El neutral de la AUF, Alejandro Balbi, confirmó esa elección, y explicó que la banda aprobó su uso, cediendo los derechos de reproducción: "FIFA nos pidió una canción, lo charlamos con los jugadores y fue la que eligieron porque es muy representativa de nuestros sentimientos. Como tengo muy buena relación con los chicos de la banda les pedí si nos cedían los derechos, les expliqué para qué era e inmediatamente nos los cedieron y nos dijeron que se sentían muy orgullosos de la distinción", detalló Balbi.
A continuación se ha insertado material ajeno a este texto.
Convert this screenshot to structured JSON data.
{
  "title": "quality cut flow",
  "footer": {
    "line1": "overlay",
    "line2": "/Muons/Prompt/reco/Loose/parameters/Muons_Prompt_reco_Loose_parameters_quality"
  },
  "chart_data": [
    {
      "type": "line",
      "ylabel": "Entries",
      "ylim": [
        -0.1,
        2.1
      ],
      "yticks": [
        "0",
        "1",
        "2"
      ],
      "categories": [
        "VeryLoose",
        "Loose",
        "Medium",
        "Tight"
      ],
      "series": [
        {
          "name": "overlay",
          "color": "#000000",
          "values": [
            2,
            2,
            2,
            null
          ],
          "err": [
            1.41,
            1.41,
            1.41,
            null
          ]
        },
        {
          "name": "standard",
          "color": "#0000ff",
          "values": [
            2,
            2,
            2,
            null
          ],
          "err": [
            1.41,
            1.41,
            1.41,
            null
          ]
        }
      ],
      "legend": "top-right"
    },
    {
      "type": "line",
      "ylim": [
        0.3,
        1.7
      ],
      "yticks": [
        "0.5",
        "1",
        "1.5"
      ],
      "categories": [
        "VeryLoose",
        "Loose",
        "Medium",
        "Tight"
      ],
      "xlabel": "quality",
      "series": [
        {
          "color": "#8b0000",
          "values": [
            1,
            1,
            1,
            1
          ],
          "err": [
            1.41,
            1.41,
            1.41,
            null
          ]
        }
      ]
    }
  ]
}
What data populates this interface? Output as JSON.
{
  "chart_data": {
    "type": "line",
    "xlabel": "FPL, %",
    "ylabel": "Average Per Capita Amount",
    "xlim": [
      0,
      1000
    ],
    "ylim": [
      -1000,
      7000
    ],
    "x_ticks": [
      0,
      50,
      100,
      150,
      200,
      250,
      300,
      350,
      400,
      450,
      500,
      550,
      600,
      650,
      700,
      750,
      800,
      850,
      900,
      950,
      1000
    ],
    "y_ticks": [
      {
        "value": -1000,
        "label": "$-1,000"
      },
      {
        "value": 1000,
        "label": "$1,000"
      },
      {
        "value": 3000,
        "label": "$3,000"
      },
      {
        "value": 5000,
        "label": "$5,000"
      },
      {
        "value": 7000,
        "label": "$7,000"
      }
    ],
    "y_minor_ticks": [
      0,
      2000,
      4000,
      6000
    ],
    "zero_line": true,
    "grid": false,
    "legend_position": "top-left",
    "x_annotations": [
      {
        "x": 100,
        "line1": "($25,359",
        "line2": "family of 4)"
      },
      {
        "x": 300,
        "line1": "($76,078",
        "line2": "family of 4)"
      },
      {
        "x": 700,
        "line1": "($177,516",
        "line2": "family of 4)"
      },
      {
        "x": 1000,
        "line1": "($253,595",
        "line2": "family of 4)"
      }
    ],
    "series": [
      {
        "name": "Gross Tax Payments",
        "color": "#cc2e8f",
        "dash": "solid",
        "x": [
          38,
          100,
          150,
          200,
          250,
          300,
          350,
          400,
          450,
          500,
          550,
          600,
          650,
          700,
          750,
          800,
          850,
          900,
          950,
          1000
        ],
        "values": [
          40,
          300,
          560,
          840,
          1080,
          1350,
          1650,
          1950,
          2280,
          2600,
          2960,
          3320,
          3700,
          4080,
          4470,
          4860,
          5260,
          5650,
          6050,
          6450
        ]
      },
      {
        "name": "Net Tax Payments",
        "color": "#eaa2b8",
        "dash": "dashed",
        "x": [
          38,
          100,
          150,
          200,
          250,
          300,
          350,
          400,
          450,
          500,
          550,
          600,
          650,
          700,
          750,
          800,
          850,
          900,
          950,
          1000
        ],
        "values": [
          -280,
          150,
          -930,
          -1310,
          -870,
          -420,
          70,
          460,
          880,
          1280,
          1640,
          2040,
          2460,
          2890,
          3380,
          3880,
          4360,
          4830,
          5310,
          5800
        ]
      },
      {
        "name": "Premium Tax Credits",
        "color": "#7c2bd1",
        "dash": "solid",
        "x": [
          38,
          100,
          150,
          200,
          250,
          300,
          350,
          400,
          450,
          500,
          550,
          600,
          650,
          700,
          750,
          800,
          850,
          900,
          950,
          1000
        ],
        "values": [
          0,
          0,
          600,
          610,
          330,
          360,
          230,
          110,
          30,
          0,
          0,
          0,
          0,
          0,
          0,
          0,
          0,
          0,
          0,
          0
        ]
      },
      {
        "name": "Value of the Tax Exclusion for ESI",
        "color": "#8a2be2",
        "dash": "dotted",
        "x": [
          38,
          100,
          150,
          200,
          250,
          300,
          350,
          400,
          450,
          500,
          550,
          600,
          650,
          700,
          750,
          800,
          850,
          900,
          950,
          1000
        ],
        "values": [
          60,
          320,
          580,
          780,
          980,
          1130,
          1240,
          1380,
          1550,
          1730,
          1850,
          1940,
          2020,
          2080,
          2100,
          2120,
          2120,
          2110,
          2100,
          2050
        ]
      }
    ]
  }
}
Brancciari cantó con la selección esta misma canción, por ejemplo, en el lanzamiento de la Fundación Celeste en 2010, luego del Mundial de Sudáfrica. Ya desde allí existe el vínculo entre los futbolistas, la banda y la composición.

Orgullo es la palabra que repite Moreno al ser consultado por el uso de su composición en el contexto mundialista. "Es enorme el orgullo que siento cuando veo que los jugadores la eligieron, y que los uruguayos en el estadio lo cantan, que es un himno y una canción referente, un tema amuleto como me dijeron varias veces, es un orgullo poder aportar desde mi parte para este grupo humano y esta selección que tanto queremos todos, y este proceso que tantas alegrías nos ha dado. Me siento parte desde mi lado, de trabajador de la música. Son las satisfacciones que te da este trabajo, ver que tus canciones tienen un uso social".

La canción, contó además Moreno, fue compuesta con un doble significado. Por un lado habla sobre el momento político que Uruguay vivía en el momento en el que se escribió Cielo de un solo color. El disco que la incluye se presentó en 2004, cuando el país vivía y trataba de salir de una crisis económica atroz, y eso está en la canción. Pero también es una canción sobre la selección. "Siempre tuvo el fútbol en mente, cuando dice "con los dientes apretados" con Emi pensábamos en un partido", contó Moreno.

Lo que ninguno de los dos autores tiene claro es cómo funciona el cobro de derechos de autor en este caso, aunque lo han consultado en Agadu. La situación depende de las reglas de cada país, de los acuerdos internacionales que hayan firmado, y de las leyes rusas sobre derechos de autor. "Pero si no llegamos a cobrar nada ni Emiliano ni yo, no pasa nada, porque para nosotros ya el orgullo es paga suficiente. Es impresionante", concluyó Moreno.